An dem Tage endete aber auch das Dienstbotenjahr, und den Mägden und Knechten wurde der Rest ihres Jahreslohnes ausbezahlt.
Der zugehörige große Markt fällt 1859 auf den darauffolgenden Donnerstag, einen Tag später. An diesem Tag treffen sich Händler, Handwerker und Bauern aus den umliegenden Dörfern und Gemeinden in St. Wendel, aber nicht nur um den Markt zu besuchen und einzukaufen, sondern auch ? und vielleicht auch vor allem ? um miteinander zu reden, Neuigkeiten zu erfahren und den gesammelten Klatsch der letzten vier Monate loszuwerden. Der letzte Markt war der große Wendalinusmarkt Ende Oktober gewesen, und während der dunklen Monate bis nach Weihnachten werden sie kaum Gelegenheit gehabt haben, die Stadt zu besuchen, schon gar nicht, wenn der Schnee hoch lag und die Temparaturen tief im Keller nur zu finden waren. Auch jetzt Anfang Februar ist es noch nicht gerade warm, aber die Aussicht auf ein Wiedersehen mit Freunden und Bekannten hat sie alle in die Stadt gelockt.

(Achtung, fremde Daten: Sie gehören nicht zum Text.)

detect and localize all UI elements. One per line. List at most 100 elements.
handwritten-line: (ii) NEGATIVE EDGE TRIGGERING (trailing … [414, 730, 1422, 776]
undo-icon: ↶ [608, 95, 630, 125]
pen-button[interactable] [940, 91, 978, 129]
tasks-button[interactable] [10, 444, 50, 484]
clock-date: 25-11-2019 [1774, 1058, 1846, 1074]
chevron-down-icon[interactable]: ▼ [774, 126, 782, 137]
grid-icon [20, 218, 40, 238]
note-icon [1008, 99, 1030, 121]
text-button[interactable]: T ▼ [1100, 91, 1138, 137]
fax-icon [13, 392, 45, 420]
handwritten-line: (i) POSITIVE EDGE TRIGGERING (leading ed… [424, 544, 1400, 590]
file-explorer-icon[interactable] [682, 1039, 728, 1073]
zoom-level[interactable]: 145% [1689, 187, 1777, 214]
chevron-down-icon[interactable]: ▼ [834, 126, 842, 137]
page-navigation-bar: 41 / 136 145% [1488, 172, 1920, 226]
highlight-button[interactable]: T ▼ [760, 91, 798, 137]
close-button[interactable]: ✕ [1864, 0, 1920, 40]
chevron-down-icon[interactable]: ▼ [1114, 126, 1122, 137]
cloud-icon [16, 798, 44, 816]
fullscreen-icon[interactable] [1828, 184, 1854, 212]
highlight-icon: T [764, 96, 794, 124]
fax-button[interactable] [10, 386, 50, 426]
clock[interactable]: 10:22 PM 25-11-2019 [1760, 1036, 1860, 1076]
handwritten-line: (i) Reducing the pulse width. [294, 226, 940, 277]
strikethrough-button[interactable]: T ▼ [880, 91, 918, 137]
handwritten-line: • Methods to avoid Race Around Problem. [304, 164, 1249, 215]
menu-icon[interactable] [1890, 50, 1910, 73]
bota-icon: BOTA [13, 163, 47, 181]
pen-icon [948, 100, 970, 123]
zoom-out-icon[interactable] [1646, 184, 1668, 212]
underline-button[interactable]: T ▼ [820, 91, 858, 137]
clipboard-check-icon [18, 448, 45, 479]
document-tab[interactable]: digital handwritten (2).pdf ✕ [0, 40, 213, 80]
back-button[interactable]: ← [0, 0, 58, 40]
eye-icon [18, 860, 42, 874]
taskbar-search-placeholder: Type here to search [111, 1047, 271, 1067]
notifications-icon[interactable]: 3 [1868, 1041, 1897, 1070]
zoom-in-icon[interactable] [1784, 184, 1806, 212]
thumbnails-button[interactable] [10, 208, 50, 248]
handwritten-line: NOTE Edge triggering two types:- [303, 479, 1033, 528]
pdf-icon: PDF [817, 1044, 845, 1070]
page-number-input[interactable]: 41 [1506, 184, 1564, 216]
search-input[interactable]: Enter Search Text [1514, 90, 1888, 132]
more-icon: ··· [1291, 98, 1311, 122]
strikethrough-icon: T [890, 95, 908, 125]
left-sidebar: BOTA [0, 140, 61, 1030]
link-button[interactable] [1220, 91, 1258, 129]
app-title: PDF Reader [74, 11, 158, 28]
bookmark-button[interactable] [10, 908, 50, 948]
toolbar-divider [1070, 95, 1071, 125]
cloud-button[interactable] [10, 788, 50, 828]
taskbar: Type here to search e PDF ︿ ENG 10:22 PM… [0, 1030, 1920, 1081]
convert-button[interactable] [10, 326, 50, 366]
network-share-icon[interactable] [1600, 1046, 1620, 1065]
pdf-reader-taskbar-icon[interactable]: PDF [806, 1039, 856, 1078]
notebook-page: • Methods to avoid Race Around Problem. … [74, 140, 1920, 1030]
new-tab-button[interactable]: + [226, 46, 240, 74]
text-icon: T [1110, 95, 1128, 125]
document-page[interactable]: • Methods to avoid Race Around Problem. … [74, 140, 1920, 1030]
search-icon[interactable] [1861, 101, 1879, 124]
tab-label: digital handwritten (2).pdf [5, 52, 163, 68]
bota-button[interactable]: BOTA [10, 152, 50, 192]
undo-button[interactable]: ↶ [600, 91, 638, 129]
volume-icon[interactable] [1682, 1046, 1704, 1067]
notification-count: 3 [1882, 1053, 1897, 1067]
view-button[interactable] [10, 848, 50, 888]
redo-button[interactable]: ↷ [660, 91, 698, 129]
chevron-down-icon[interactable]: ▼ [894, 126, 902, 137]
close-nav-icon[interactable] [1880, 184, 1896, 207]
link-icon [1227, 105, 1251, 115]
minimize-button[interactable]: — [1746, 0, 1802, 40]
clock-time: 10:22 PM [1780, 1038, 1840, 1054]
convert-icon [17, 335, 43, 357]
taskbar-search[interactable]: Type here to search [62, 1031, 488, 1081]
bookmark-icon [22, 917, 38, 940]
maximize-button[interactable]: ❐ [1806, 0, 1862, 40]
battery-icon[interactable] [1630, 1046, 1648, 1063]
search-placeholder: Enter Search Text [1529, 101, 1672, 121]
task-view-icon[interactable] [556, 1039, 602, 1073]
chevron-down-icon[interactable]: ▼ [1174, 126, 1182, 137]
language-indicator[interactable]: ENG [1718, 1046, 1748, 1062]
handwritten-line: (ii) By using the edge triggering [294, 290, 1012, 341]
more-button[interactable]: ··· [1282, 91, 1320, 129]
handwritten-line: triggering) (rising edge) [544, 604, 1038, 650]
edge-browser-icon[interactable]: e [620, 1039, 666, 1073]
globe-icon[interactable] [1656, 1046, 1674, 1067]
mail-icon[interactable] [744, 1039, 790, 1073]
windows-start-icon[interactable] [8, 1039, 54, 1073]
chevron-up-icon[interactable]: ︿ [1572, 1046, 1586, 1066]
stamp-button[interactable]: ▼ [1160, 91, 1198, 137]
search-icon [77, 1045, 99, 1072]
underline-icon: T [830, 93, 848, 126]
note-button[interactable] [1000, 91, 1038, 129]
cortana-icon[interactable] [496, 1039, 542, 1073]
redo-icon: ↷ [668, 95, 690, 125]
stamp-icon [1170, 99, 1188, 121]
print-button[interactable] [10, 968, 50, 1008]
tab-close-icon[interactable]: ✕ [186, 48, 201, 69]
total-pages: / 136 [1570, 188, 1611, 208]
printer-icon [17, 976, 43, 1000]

Und mit ihnen ziehen ihre Mägde und Knechte in die Stadt, um ihren Dienstherren beim Einkauf und Heimtragen zu helfen. Und natürlich um mit ihresgleichen zu sprechen.
An diesem Donnerstag gibt es etwas Neues in der Stadt, und zwar etwas, daß gerade die Gesindeleute hellhörig macht. Es gibt behördlicherseits eine neue Institution, zu der sie ihr sauer erspartes Geld bringen können, und diese Institution verspricht ihnen, darauf acht zu geben, so daß es sicher ist. Bisher ist es das nämlich nicht unbedingt gewesen. Zuhause sparten sie es in einem Strumpf auf oder unter der Bettmatratze. Gut versteckt vor Eindringlingen ? und vor dem eigenen Dienstherrn. Wie oft hatten sie schon davon gehört, daß ein Bauer nicht nur das Bett einer Magd besuchte, wenn seine Frau der Meinung war, sie hätten jetzt genügend Kinder und die sicherste Art der Verhütung ? und in unseren katholischen Landen auch die einzig erlaubte ? die war, auf jeglichen Verkehr zu verzichten, sondern sich auch an ihrem Eigentum verging. Eine offizelle Beschwerde oder gar Anzeige war da nicht drin, an wen sollten sich die Mädchen denn wenden? Die Obrigkeit, bestehend aus preußischen Beamten, die die Nase noch höher trugen als vor 20 Jahren die Coburger? Die würden sie nur auslachen und wieder nachhause schicken. Und wenn der Bauer das mitkriegen würde, wären sie gleich noch ihre Anstellung los. Das konnten sie sich nicht leisten. So gut waren solche Stellen nicht gesäht. Also blieb ihnen nur, auf die Ehrlichkeit ihrer Hausherren zu hoffen und Verstecke zu finden, die nicht so leicht aufzustöbern waren. Natürlich waren nicht alle Dienstherren so; aber wenns einem so richtig dreckig geht, wer weiß, was die Not aus den Menschen macht ?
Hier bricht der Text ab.